If you think the long lines, ornery families and overwhelming artificiality that constitute the Disney World experience seem like a form of psychological torture, just be glad you're not an elephant.

Disney's Animal Kingdom park made the group In Defense of Animals' "Terrible Ten." That is, the ten worst zoos for elephants in the U.S.

The list includes facilities where the animals are subjected to "solitary suffering for years, and those enduring extreme confinement, hypothermia and frostbite."

Animal Kingdom came in at #10.

The worst offender? Natural Bridge Zoo in Virginia.

IDA said in a press release Monday that such facilities often tout a very pro-environmental conservation message, but what goes on behind closed doors can be another story.
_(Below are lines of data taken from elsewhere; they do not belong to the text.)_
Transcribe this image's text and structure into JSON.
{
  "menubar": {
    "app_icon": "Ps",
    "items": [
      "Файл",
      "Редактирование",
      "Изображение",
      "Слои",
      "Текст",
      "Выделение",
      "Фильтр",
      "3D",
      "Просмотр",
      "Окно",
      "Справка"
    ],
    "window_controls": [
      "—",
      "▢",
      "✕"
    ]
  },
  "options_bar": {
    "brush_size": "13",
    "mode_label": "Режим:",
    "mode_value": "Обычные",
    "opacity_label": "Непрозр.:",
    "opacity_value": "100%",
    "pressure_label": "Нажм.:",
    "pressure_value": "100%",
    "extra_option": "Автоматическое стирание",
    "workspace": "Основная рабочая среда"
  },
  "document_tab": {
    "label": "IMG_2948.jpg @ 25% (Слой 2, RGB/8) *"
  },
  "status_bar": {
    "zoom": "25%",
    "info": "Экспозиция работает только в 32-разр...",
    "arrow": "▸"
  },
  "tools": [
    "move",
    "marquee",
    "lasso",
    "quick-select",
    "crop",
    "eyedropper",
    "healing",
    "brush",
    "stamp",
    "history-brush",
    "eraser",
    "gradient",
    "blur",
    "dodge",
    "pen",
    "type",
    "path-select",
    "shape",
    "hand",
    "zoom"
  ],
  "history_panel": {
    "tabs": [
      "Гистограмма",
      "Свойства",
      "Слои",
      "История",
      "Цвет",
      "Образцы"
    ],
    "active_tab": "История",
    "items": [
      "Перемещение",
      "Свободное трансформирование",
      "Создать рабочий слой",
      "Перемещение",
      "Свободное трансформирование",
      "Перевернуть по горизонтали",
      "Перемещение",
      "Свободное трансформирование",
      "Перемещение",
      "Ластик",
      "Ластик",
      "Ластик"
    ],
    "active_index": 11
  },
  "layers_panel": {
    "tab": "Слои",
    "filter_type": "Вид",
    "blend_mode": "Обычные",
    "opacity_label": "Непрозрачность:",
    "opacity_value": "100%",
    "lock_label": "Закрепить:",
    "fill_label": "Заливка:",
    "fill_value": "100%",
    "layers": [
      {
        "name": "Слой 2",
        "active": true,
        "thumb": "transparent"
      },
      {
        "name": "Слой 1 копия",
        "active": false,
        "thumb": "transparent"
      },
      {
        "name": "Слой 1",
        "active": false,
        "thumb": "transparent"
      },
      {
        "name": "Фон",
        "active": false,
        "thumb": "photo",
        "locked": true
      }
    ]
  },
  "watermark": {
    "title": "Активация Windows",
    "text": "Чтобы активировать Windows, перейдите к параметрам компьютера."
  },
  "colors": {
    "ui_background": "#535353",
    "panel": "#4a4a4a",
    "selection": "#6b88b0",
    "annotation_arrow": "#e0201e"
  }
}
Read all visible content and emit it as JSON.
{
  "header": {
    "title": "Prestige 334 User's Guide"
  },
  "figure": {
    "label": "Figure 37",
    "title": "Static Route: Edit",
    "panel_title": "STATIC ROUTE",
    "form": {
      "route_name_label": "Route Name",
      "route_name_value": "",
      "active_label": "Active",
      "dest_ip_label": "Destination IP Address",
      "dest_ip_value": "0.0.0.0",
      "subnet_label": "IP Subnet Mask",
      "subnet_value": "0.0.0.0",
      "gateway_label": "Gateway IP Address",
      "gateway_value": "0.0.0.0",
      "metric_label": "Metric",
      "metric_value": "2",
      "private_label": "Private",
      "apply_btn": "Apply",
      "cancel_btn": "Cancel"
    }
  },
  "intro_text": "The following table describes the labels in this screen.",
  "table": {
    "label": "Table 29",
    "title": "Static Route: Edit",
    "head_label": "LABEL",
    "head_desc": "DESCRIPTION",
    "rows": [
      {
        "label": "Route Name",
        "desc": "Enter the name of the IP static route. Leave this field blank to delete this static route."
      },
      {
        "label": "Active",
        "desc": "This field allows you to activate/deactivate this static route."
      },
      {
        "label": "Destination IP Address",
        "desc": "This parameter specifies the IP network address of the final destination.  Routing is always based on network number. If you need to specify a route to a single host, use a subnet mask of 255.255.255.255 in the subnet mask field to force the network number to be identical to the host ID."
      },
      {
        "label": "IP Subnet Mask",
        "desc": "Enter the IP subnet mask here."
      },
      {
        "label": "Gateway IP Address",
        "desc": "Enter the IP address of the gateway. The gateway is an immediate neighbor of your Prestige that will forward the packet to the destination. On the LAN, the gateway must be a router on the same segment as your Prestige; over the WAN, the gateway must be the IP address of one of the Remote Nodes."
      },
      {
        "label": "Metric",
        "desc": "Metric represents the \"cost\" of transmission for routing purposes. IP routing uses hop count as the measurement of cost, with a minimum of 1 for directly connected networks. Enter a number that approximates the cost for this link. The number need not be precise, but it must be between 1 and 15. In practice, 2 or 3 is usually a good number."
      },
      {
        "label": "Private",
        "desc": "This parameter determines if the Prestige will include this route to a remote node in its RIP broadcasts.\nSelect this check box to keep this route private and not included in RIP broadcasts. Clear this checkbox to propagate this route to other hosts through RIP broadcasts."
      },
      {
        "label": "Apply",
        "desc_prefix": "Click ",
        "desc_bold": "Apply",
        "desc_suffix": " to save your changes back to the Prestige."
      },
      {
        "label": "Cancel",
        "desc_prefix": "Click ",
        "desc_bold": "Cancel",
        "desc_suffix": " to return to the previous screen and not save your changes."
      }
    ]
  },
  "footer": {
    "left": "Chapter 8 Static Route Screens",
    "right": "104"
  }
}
“At a time of greater awareness of the plight of elephants in the wild, who are dying for the illegal ivory trade, it is shocking that captive elephants continue to suffer and die prematurely at the very zoos that are claiming to help save these species," Toni Frohoff, Ph.D., Elephant & Cetacean Scientist for IDA said in a written statement. "The public has a right to know what is really happening to elephants in zoos and the fallacy behind zoos ‘conservation’ claims. It is time to stop keeping elephants in zoos.”

Disney made the list primarily because of premature elephant deaths, including of a pregnant elephant who was being transferred to an offsite medical facility.

Given the extensive research showing how intelligent, complex and social these animals are, it should be a shock that people are still forcing them to live in terrible conditions. Sadly, it's not.

"Maybe it’s time to 'Let It Go,' as in ending the elephant attraction at Disney’s Animal Kingdom," says a line in IDA's press release. Nooice!